Hi everyone, for my final project topic I’d like to look at the coverage of sensor networks, and the problem of integrating data collected from multiple local sensors.
Sensors vary in both scope and signal complexity. The information they return could be as simple as a binary flag (for example, a metal detector that beeps when a detection threshold is crossed), or as complex as a video (collected by a surveillance camera), requiring sophisticated analysis to extract information of interest.
An increasingly common application for sensors is to scan a region for a particular object or substance. One can deploy a large
number of small, coarse, “local” devices that may have uncertainties in their readings. Swarms of local sensors at micro- or nano-scale have the potential to revolutionize the way that we think about security and surveillance problems. However, this brings with it the difficulty of integration. How does one collect local information and collate it into global environmental data?

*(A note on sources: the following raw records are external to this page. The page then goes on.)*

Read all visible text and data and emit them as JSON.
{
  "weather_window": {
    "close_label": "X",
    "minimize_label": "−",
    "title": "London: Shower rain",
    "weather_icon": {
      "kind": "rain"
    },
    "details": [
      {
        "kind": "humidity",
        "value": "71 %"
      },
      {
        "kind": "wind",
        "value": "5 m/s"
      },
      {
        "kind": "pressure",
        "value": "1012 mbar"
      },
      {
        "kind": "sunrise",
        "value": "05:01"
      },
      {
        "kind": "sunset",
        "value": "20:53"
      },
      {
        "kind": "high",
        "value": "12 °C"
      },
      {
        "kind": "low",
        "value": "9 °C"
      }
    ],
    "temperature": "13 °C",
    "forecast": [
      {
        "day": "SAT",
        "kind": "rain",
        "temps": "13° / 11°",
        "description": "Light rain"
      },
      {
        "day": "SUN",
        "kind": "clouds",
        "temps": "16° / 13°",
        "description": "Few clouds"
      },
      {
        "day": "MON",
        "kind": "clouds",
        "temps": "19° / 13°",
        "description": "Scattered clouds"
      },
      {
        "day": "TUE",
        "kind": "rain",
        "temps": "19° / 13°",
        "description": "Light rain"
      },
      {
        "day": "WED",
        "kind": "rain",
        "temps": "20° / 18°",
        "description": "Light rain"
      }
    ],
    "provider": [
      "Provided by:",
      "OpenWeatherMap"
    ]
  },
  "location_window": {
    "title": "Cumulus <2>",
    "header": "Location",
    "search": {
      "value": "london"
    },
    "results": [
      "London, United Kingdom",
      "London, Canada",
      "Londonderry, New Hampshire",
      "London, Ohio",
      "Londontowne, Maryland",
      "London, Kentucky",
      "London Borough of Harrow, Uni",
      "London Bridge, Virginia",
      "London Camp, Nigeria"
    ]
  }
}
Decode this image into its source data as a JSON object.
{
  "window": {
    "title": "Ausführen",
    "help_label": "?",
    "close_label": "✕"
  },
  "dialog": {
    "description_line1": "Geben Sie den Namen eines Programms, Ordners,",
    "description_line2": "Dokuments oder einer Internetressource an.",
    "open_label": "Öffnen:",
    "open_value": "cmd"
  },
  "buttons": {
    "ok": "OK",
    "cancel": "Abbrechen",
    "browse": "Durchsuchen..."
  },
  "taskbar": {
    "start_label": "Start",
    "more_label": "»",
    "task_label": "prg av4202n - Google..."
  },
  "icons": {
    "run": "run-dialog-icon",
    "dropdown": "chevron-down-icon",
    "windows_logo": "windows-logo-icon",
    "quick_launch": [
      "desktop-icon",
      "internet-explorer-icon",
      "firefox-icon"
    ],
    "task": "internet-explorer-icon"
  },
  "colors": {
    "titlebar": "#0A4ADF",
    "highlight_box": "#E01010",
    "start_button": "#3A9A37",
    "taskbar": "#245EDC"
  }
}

A way to think about this integration problem, in terms of topology, is what are the global features of a surface, given local data in form of a triangulation ?
Another question is, whether a certain network of sensors is able to cover the entire region of interest. That is, if the coverage of each sensor is depicted by a radially symmetric neighborhood (coverage disks), does the union of these coverage disks about the nodes cover the region of interest ? (Problem of Blanket Coverage). In this case the trade off between power usage, and the performance of the sensor network must also be considered.
jedunay
February 19, 2018 — 23:51
The topic seems interesting. When you are considering this, are you going to be thinking of the sensors as essentially being continuous (like the way we often think of water as being continuous even though it is made up of molecules) or will you still be thinking about it discretely? topology does seem like a good way to think about this.
bjiang8
February 19, 2018 — 15:54
It’s cool to use topology on data fusion. Sometimes it may be hard to find similar features in different data spaces, and we may lose structure signals by using traditional signal processing methods. Therefore, using topology seems to be a good supplement on data analysis. But it is also important to interpret features you get.